Not much later, he hears several voices in his head, all of which he recognizes. Instead of being frightened like the kids right behind him, he feels as if he is met with the comforting embrace of a collective he will never encounter again. He feels warm. He feels welcomed for the last time.

One of the voices is Sungwoon’s. “I’m sorry. You must be hurting so much. Thank you for being  _here_ , and be careful on your way back.”

One of them is Guanlin’s. “You made him happier than we ever could. Thank you.”

“Thank you, Woojin.”

“Thank you.”

“We’ll miss you, too.”

Lastly, when the entrance is close by, when Woojin can vaguely make out the large stone Jihoon stands—used to stand—beside every day in awaiting his arrival, Jisung offers him a warm smile, though Woojin clearly sees the melancholy behind it.
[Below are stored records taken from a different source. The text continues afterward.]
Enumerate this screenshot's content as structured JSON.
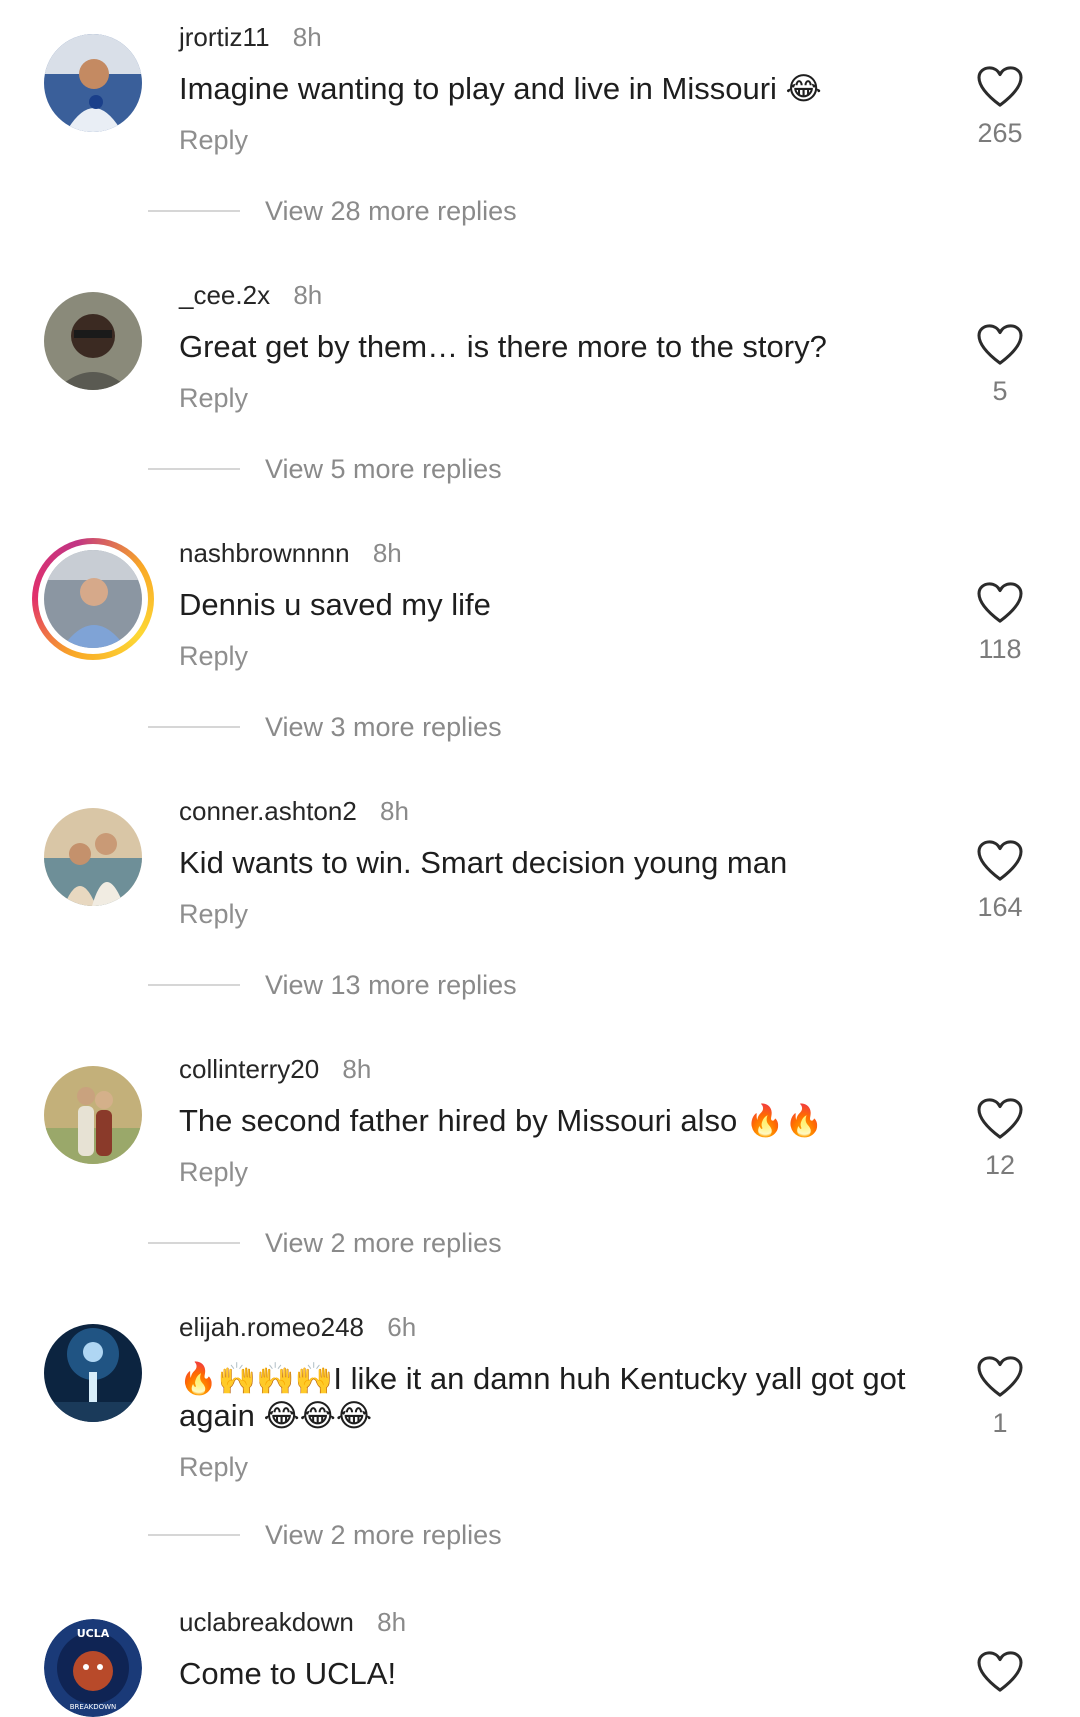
{
  "comments": [
    {
      "username": "jrortiz11",
      "time": "8h",
      "text": "Imagine wanting to play and live in Missouri 😂",
      "reply_label": "Reply",
      "likes": "265",
      "view_more": "View 28 more replies",
      "avatar_colors": {
        "bg": "#3a5f9a",
        "accent": "#c9d6e8"
      }
    },
    {
      "username": "_cee.2x",
      "time": "8h",
      "text": "Great get by them… is there more to the story?",
      "reply_label": "Reply",
      "likes": "5",
      "view_more": "View 5 more replies",
      "avatar_colors": {
        "bg": "#6a6a5c",
        "accent": "#3a2a22"
      }
    },
    {
      "username": "nashbrownnnn",
      "time": "8h",
      "text": "Dennis u saved my life",
      "reply_label": "Reply",
      "likes": "118",
      "view_more": "View 3 more replies",
      "avatar_colors": {
        "bg": "#9aa6b2",
        "accent": "#6a8fc4"
      }
    },
    {
      "username": "conner.ashton2",
      "time": "8h",
      "text": "Kid wants to win. Smart decision young man",
      "reply_label": "Reply",
      "likes": "164",
      "view_more": "View 13 more replies",
      "avatar_colors": {
        "bg": "#c9b79a",
        "accent": "#7a9aa8"
      }
    },
    {
      "username": "collinterry20",
      "time": "8h",
      "text": "The second father hired by Missouri also 🔥🔥",
      "reply_label": "Reply",
      "likes": "12",
      "view_more": "View 2 more replies",
      "avatar_colors": {
        "bg": "#b9a86a",
        "accent": "#8aa66a"
      }
    },
    {
      "username": "elijah.romeo248",
      "time": "6h",
      "text": "🔥🙌🙌🙌I like it an damn huh Kentucky yall got got again 😂😂😂",
      "reply_label": "Reply",
      "likes": "1",
      "view_more": "View 2 more replies",
      "avatar_colors": {
        "bg": "#0e2a4a",
        "accent": "#6ab0e0"
      }
    },
    {
      "username": "uclabreakdown",
      "time": "8h",
      "text": "Come to UCLA!",
      "reply_label": "",
      "likes": "",
      "view_more": "",
      "avatar_colors": {
        "bg": "#1a3a78",
        "accent": "#b84a2a"
      },
      "avatar_text": {
        "top": "UCLA",
        "bottom": "BREAKDOWN"
      }
    }
  ],
  "icons": {
    "like": "heart-outline-icon"
  }
}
“For many things, thank you.” he says. “For a long life will never amount to the magnificence of a joyous one, for a living soul. You gave him the latter.”

Jisung, with his gloved hand, holds Woojin’s own hand in gratitude, in comfort, in sympathy, in respect.
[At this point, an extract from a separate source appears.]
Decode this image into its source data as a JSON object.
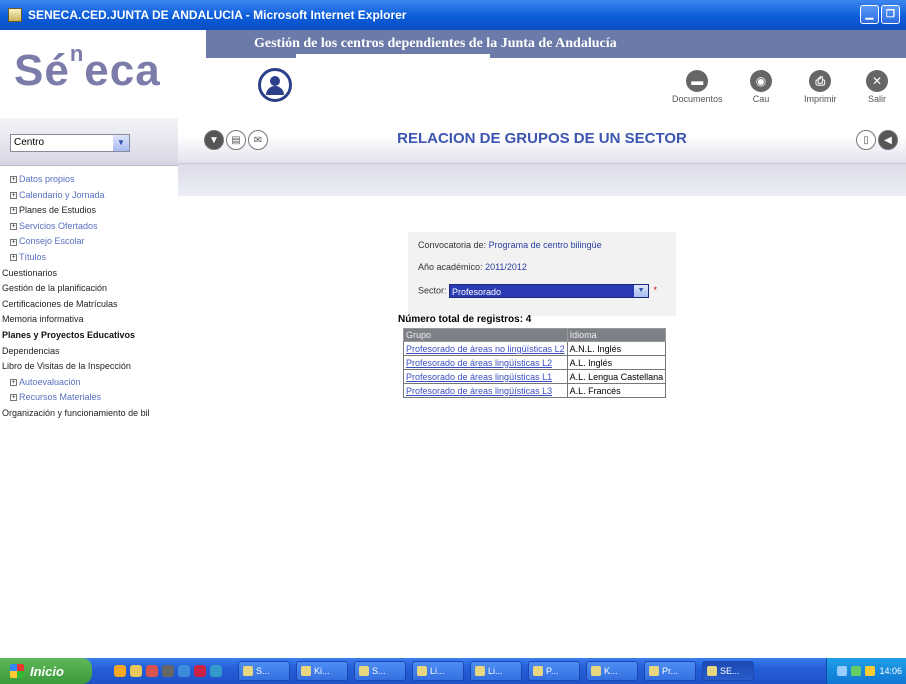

“Most of all, you gave him yourself. You shared each other. You shared the most divine element ever to be found in a forest like this. You shared love.
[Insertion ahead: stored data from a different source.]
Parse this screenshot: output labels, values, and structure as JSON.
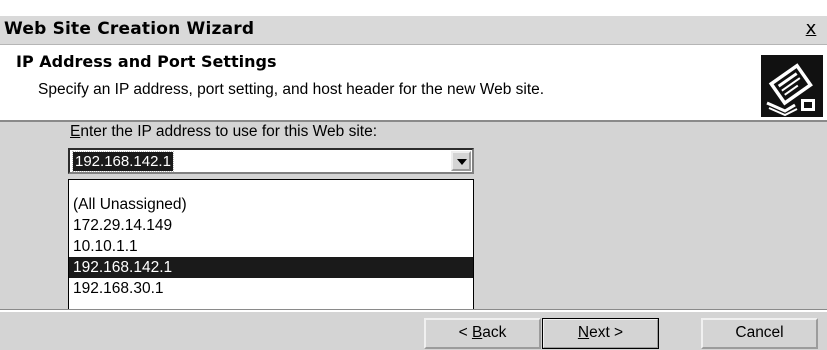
{
  "window": {
    "title": "Web Site Creation Wizard",
    "close_label": "x"
  },
  "header": {
    "title": "IP Address and Port Settings",
    "subtitle": "Specify an IP address, port setting, and host header for the new Web site.",
    "logo_icon": "wizard-book-icon"
  },
  "ip_field": {
    "label_mnemonic": "E",
    "label_rest": "nter the IP address to use for this Web site:",
    "selected_value": "192.168.142.1",
    "options": [
      "(All Unassigned)",
      "172.29.14.149",
      "10.10.1.1",
      "192.168.142.1",
      "192.168.30.1"
    ],
    "selected_index": 3
  },
  "buttons": {
    "back_prefix": "< ",
    "back_mnemonic": "B",
    "back_rest": "ack",
    "next_mnemonic": "N",
    "next_rest": "ext >",
    "cancel": "Cancel"
  },
  "colors": {
    "dialog_face": "#d4d4d4",
    "selection": "#1a1a1a"
  }
}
“For being the dear other half of it, thank you.”

 

 

 

Woojin will have to endure this one-of-a-kind aching of his heart for the rest of his years without telling another human being. He decides, without a doubt, he would much rather bare it than to never have met Jihoon in this lifetime. His eternal gratitude is to a beautiful soul who existed, for his past summers.

 

**Author's Note:**

> edited 181106
> 
> i always plan author's notes even before i'm halfway through a fic, but now that i'm finished & i have to write one, i don't rly know what to say or where to start.
> 
> thank you, thank you so much, for reading. i wish i had more accurately drawn out the range of emotions i felt while just thinking about this au, or was skilled enough to, but i hope you felt them enough, though i am rough around the edges. <3
> 
> this was inspired by hotarubi no mori e (into the forest of fireflies’ light) and [the shower](https://www.youtube.com/watch?v=PuU29aVGb5E) by iu reminded me of them while i was writing this. title is also taken from the song.
> 
> and lastly, happy (last day of) 2park week, and happy woojin day!